HÜLYA OKUR- Gülen'e, ‘Laik devlet düzenini yıkarak, yerine dini kurallara dayalı bir devlet kurmak amacıyla yasadışı örgüt kurup faaliyetlerde bulunduğu’ gerekçesiyle açılan davalarda Kalkavan’ın şahitliği gerekseydi ne derdi?

İHSAN KALKAVAN- Böyle şeyleri saçma görüyorum. Bu iddiaları ortaya atanlardan binlerce kere fazla vatanını, milletini ve bu milletin her ferdini kucaklamış, sevmiş, onlar uğruna kendini adeta feda etmiş bir insandan bahsediyoruz. Bu insanı bu tür şeylerle itam etmek, müteattitkez bana düşmez ama bu konuda sorulan sorula bu şekilde cevaplar vermişizdir. Bu memlekette Donkişotluk yapan, vatanın bazı meselelerinde kendine göre çıkartmaya çalışan insanlar, bulanık suda balık avlamak isterken, bir takım şeyler atfediyorlar.
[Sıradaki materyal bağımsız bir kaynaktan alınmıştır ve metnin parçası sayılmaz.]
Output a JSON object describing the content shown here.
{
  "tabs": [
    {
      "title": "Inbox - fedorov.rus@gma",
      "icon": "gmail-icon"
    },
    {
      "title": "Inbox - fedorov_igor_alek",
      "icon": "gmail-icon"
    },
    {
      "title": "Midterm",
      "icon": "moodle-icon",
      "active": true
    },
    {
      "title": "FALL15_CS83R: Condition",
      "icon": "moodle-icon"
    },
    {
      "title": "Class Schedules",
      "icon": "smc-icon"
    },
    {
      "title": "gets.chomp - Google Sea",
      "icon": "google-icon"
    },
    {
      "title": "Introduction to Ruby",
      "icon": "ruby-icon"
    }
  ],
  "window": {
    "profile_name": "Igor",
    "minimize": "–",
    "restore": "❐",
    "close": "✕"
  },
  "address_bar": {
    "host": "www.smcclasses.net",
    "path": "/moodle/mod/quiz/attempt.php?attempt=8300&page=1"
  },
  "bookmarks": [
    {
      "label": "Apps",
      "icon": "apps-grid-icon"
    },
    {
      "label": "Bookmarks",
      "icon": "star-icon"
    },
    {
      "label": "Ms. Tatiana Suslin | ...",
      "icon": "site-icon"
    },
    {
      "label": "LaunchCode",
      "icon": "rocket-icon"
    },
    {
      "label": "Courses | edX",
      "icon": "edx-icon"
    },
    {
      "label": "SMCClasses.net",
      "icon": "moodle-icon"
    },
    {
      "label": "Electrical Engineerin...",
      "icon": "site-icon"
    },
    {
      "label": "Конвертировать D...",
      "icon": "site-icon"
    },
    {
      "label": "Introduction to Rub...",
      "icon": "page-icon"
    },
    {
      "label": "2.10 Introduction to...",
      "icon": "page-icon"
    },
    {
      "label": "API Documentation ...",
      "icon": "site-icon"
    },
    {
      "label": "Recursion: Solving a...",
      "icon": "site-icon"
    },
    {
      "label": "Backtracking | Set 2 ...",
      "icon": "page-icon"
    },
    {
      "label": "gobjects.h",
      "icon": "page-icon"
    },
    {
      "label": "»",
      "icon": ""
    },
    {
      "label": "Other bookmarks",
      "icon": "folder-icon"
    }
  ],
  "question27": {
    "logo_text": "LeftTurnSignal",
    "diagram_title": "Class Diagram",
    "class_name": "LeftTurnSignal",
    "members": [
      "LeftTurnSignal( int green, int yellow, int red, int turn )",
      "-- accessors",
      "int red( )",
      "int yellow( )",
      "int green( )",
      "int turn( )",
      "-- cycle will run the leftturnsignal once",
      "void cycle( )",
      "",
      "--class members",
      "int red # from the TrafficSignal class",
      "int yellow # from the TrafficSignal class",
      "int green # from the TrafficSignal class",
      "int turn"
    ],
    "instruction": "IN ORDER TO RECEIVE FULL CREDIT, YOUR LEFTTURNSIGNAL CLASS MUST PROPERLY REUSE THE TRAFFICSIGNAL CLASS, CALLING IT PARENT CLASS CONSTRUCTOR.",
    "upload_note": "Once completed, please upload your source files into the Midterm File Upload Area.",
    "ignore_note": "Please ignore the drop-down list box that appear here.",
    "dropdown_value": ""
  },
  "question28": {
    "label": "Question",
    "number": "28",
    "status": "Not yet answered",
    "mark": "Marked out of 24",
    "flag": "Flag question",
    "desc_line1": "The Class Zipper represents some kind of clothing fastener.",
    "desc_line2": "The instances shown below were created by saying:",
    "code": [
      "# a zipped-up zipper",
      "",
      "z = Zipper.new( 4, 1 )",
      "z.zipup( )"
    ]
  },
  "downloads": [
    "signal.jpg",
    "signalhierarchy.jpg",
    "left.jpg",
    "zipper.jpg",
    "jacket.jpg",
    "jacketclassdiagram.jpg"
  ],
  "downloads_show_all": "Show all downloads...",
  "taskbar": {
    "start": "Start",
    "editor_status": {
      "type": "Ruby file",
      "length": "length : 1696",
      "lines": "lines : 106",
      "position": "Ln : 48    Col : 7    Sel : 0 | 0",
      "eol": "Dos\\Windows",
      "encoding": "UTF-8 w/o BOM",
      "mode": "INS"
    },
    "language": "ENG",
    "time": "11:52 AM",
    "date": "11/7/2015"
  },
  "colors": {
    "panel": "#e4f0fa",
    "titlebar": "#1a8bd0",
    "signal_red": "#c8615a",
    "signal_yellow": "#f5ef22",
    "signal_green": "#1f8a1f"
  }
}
Onların bütün düşünceleri zaman içerisinde çürüyüp gidiyor zaten. Fethullah Gülen’i savunmayacak, şahadetlik etmeyecek kadar, onu savunmanın bana düşmeyeceği kadar Türkiye onun ne olduğunu biliyor.

HÜLYA OKUR- Fethullah Gülen, İslami cemaat önderleri arasında en gerçekçi değerlendirmeleri yapan isim , dünyada olup bitenlerin farkında, felsefeyi bilen, hitabeti iyi ve barışçıl diye bilinir. Siz şeyh-mürid ve “Fetullah Hoca’yı göremediğim zaman burnumun direği sızlar. Sevgilimi görememek kadar çok etkiler beni!” demeniz gibi bir aşk ilişkisinden münezzeh tutarak onu nasıl anlatırsınız?
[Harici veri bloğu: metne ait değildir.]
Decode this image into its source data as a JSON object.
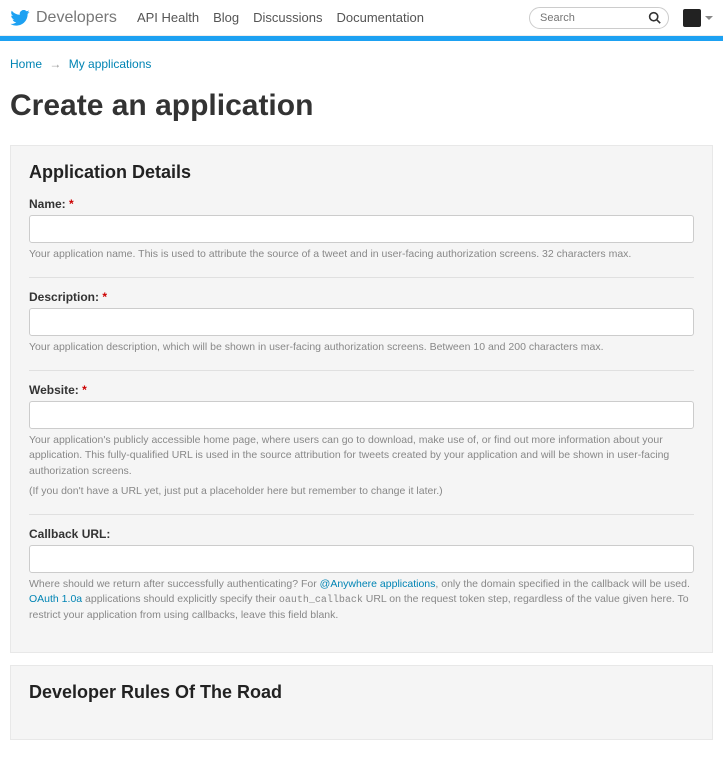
{
  "topbar": {
    "brand": "Developers",
    "nav": {
      "api_health": "API Health",
      "blog": "Blog",
      "discussions": "Discussions",
      "documentation": "Documentation"
    },
    "search_placeholder": "Search"
  },
  "breadcrumb": {
    "home": "Home",
    "my_apps": "My applications"
  },
  "page_title": "Create an application",
  "details": {
    "heading": "Application Details",
    "name_label": "Name:",
    "name_help": "Your application name. This is used to attribute the source of a tweet and in user-facing authorization screens. 32 characters max.",
    "desc_label": "Description:",
    "desc_help": "Your application description, which will be shown in user-facing authorization screens. Between 10 and 200 characters max.",
    "website_label": "Website:",
    "website_help_1": "Your application's publicly accessible home page, where users can go to download, make use of, or find out more information about your application. This fully-qualified URL is used in the source attribution for tweets created by your application and will be shown in user-facing authorization screens.",
    "website_help_2": "(If you don't have a URL yet, just put a placeholder here but remember to change it later.)",
    "callback_label": "Callback URL:",
    "callback_help_pre": "Where should we return after successfully authenticating? For ",
    "callback_link_anywhere": "@Anywhere applications",
    "callback_help_mid": ", only the domain specified in the callback will be used. ",
    "callback_link_oauth": "OAuth 1.0a",
    "callback_help_post": " applications should explicitly specify their ",
    "callback_code": "oauth_callback",
    "callback_help_end": " URL on the request token step, regardless of the value given here. To restrict your application from using callbacks, leave this field blank.",
    "required_mark": "*"
  },
  "rules": {
    "heading": "Developer Rules Of The Road"
  }
}
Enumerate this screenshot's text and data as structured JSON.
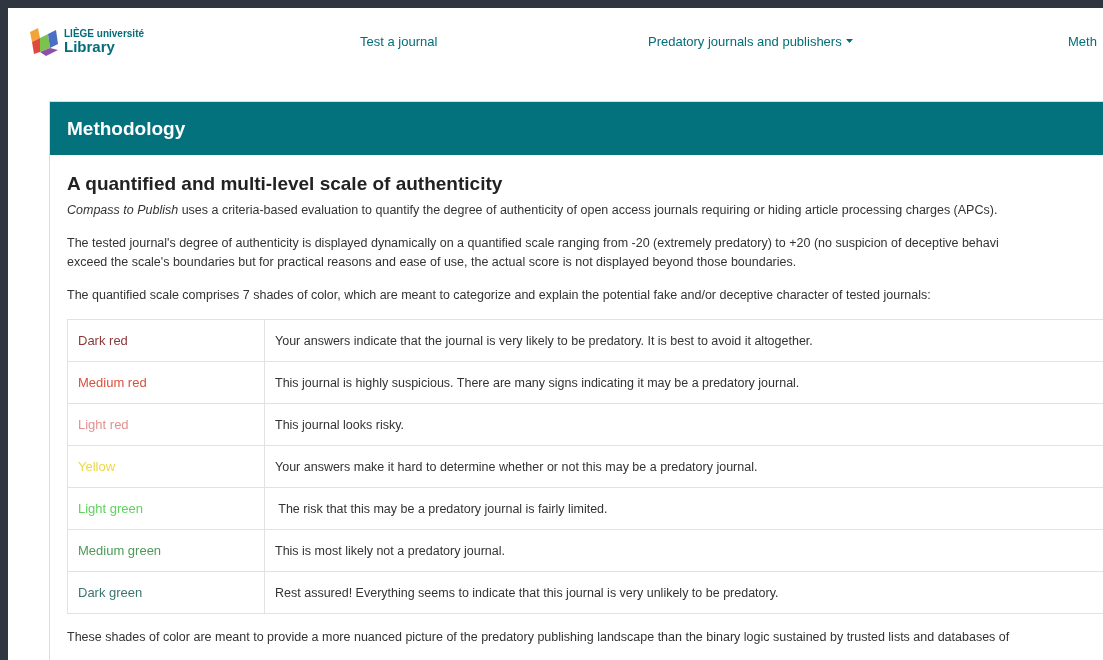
{
  "header": {
    "logo_top": "LIÈGE université",
    "logo_bottom": "Library",
    "nav": [
      {
        "label": "Test a journal",
        "dropdown": false
      },
      {
        "label": "Predatory journals and publishers",
        "dropdown": true
      },
      {
        "label": "Meth",
        "dropdown": false
      }
    ]
  },
  "card": {
    "title": "Methodology",
    "heading": "A quantified and multi-level scale of authenticity",
    "intro": "*Compass to Publish* uses a criteria-based evaluation to quantify the degree of authenticity of open access journals requiring or hiding article processing charges (APCs).",
    "paragraph_lines": [
      "The tested journal's degree of authenticity is displayed dynamically on a quantified scale ranging from -20 (extremely predatory) to +20 (no suspicion of deceptive behavi",
      "exceed the scale's boundaries but for practical reasons and ease of use, the actual score is not displayed beyond those boundaries."
    ],
    "scale_intro": "The quantified scale comprises 7 shades of color, which are meant to categorize and explain the potential fake and/or deceptive character of tested journals:",
    "table": [
      {
        "shade": "Dark red",
        "color": "#8b3a3a",
        "meaning": "Your answers indicate that the journal is very likely to be predatory. It is best to avoid it altogether."
      },
      {
        "shade": "Medium red",
        "color": "#d9503f",
        "meaning": "This journal is highly suspicious. There are many signs indicating it may be a predatory journal."
      },
      {
        "shade": "Light red",
        "color": "#e59090",
        "meaning": "This journal looks risky."
      },
      {
        "shade": "Yellow",
        "color": "#ecd84a",
        "meaning": "Your answers make it hard to determine whether or not this may be a predatory journal."
      },
      {
        "shade": "Light green",
        "color": "#5ed35e",
        "meaning": " The risk that this may be a predatory journal is fairly limited."
      },
      {
        "shade": "Medium green",
        "color": "#4e9a58",
        "meaning": "This is most likely not a predatory journal."
      },
      {
        "shade": "Dark green",
        "color": "#3b7570",
        "meaning": "Rest assured! Everything seems to indicate that this journal is very unlikely to be predatory."
      }
    ],
    "closing": "These shades of color are meant to provide a more nuanced picture of the predatory publishing landscape than the binary logic sustained by trusted lists and databases of"
  }
}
İHSAN KALKAVAN- Onun beni anlatan bir takım yazılı ifadeleri var yanımda. Onun beni anlatan ki kalp kalbe karşı. Benim ona, onun bana çok ciddi bir teveccühümüz var. Doğrudur ben onu görmediğim zaman, burnumun kemiği sızlar! Ayrılık üzdüğü zaman ilk fırsatta gidip görürüm. Ama mürid-şeyh gibi yakıştırmalar, Ahmet Hakan’ın yakıştırması ve ben bu şekilde düşünenleri zavallı diye nitelendiriyorum. Fatih Altaylı da bunların hepsi, irtifa kaybeden insanlar. Çünkü hiçbir zaman güneşi balçıkla sıvamak mümkün değil. Ve sonunda da kendi balçıkları içinde kaybolup gidiyorlar. Yani bu yakıştırmayı, Fethullah Hoca ile bana yapabilmek, onları gücü kapasitesi dışında. Reyting uğruna yapılmış basit yakıştırmalar bunlar.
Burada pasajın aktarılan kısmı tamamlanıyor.